Le Phare de la Loire, 30 juillet 1932 – Saumur, de notre correspondant particulier :
Décidément, les accidents de passages à niveau non gardés, sur les lignes du « Petit-Anjou » se renouvellent avec une fréquence extraordinaire.
Hier matin, à 9 h 45, au P.N. de Munet, sur la ligne Cholet-Saumur, un nouvel accident s’est produit.
Cette fois, le train quittant Cholet à 5 h 55, a pris une automobile militaire – une maquette – en écharpe. Les deux occupants, MM. James et Auzanne ont été blessés. Ils ont reçu les soins du médecin capitaine Brousse qui les a fait évacuer sur l’hôpital militaire.
Les blessures ne paraissent pas graves.
Le convoi était formé de deux wagons chargés de gravier, d’un wagon marchandises, de 2 wagons de voyageurs n°s 118 et A.B.B. 76 et d’un fourgon à bagages. Il était conduit par M. Louis Guillocheau, mécanicien à la Compagie du « Petit-Anjou », demeurant à Beaupréau.

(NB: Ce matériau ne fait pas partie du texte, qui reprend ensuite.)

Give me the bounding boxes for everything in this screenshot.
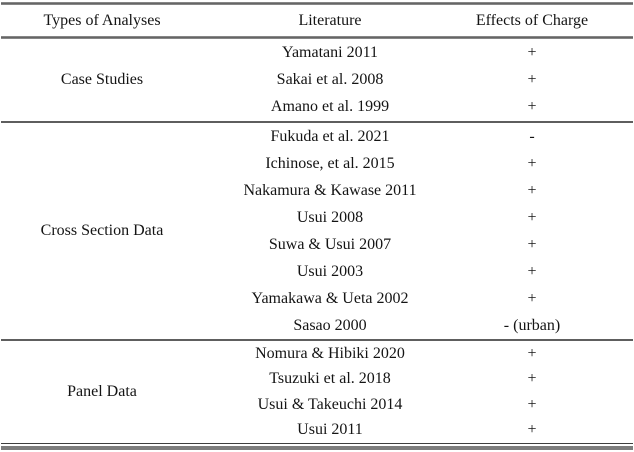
effect-cell: + xyxy=(527,43,537,61)
section-divider-rule xyxy=(1,339,633,341)
type-cell: Case Studies xyxy=(60,71,144,88)
effect-cell: + xyxy=(527,181,537,199)
table-row: Nakamura & Kawase 2011 + xyxy=(204,177,634,204)
literature-cell: Usui 2011 xyxy=(297,421,363,439)
column-header-effects-of-charge: Effects of Charge xyxy=(475,11,589,29)
table-body: Case Studies Yamatani 2011 + Sakai et al. 2… xyxy=(0,39,634,443)
effect-cell: - (urban) xyxy=(503,316,561,334)
table-row: Usui & Takeuchi 2014 + xyxy=(204,392,634,418)
effect-cell: + xyxy=(527,235,537,253)
effect-cell: + xyxy=(527,98,537,116)
table-row: Fukuda et al. 2021 - xyxy=(204,123,634,150)
column-header-types-of-analyses: Types of Analyses xyxy=(43,11,161,29)
table-row: Yamakawa & Ueta 2002 + xyxy=(204,285,634,312)
section-rows: Fukuda et al. 2021 - Ichinose, et al. 2015… xyxy=(204,123,634,339)
table-row: Usui 2003 + xyxy=(204,258,634,285)
table-header-row: Types of Analyses Literature Effects of … xyxy=(0,5,634,36)
table-row: Usui 2008 + xyxy=(204,204,634,231)
table-row: Ichinose, et al. 2015 + xyxy=(204,150,634,177)
literature-cell: Sakai et al. 2008 xyxy=(276,70,384,88)
table-row: Amano et al. 1999 + xyxy=(204,94,634,121)
literature-cell: Yamakawa & Ueta 2002 xyxy=(251,289,409,307)
section-divider-rule xyxy=(1,121,633,123)
literature-cell: Nomura & Hibiki 2020 xyxy=(255,344,405,362)
table-row: Yamatani 2011 + xyxy=(204,39,634,66)
table-row: Tsuzuki et al. 2018 + xyxy=(204,367,634,393)
effect-cell: + xyxy=(527,289,537,307)
table-bottom-thick-rule xyxy=(1,446,633,450)
literature-cell: Suwa & Usui 2007 xyxy=(268,235,392,253)
table-section: Cross Section Data Fukuda et al. 2021 - Ich… xyxy=(0,123,634,339)
header-divider-rule xyxy=(1,36,633,39)
literature-cell: Yamatani 2011 xyxy=(282,43,378,61)
literature-cell: Tsuzuki et al. 2018 xyxy=(269,370,391,388)
section-rows: Nomura & Hibiki 2020 + Tsuzuki et al. 2018… xyxy=(204,341,634,443)
column-header-literature: Literature xyxy=(298,11,362,29)
effect-cell: + xyxy=(527,344,537,362)
literature-cell: Ichinose, et al. 2015 xyxy=(265,154,395,172)
literature-cell: Nakamura & Kawase 2011 xyxy=(243,181,417,199)
effect-cell: + xyxy=(527,262,537,280)
effect-cell: + xyxy=(527,154,537,172)
literature-cell: Fukuda et al. 2021 xyxy=(270,127,390,145)
literature-cell: Usui 2003 xyxy=(296,262,364,280)
effect-cell: + xyxy=(527,395,537,413)
type-cell: Cross Section Data xyxy=(40,222,164,239)
table-row: Nomura & Hibiki 2020 + xyxy=(204,341,634,367)
effect-cell: - xyxy=(529,127,535,145)
effect-cell: + xyxy=(527,370,537,388)
effect-cell: + xyxy=(527,70,537,88)
type-cell: Panel Data xyxy=(67,383,137,400)
table-row: Sakai et al. 2008 + xyxy=(204,66,634,93)
table-row: Usui 2011 + xyxy=(204,418,634,444)
table-section: Case Studies Yamatani 2011 + Sakai et al. 2… xyxy=(0,39,634,121)
table-top-rule xyxy=(1,2,633,5)
literature-cell: Usui & Takeuchi 2014 xyxy=(257,395,403,413)
literature-cell: Amano et al. 1999 xyxy=(270,98,390,116)
literature-cell: Usui 2008 xyxy=(296,208,364,226)
effect-cell: + xyxy=(527,421,537,439)
literature-cell: Sasao 2000 xyxy=(293,316,367,334)
table-row: Suwa & Usui 2007 + xyxy=(204,231,634,258)
table-bottom-thin-rule xyxy=(1,443,633,444)
effect-cell: + xyxy=(527,208,537,226)
table-section: Panel Data Nomura & Hibiki 2020 + Tsuzuki e… xyxy=(0,341,634,443)
table-row: Sasao 2000 - (urban) xyxy=(204,312,634,339)
section-rows: Yamatani 2011 + Sakai et al. 2008 + Amano et… xyxy=(204,39,634,121)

M. Guillocheau avait ralenti pour aborder la halte de Munet et d’après ses explications, sa vitesse était de 15 à 20 kilomètres. Il avait fait fonctionner son appareil avertisseur et n’avait pas aperçu l’auto.
L’automobile militaire qui venait de la direction d’Artannes, une voiture d’instruction pour la conduite des autos blindées, fut happée par son milieu, défoncée et trainée sur une assez forte distance puisque, du point de rencontre à la tête de la locomotive arrêtée, on compte 20,80 m.
Sur les lieux, M. Le Tessier, ingénieur du contrôle, a procédé à son enquête, de même que les gendarmes de Saumur.
Cet accident a causé une certaine perturbation dans le trafic.
Nous devons signaler que ce passage est très dangereux, la voie était masquée par un mur.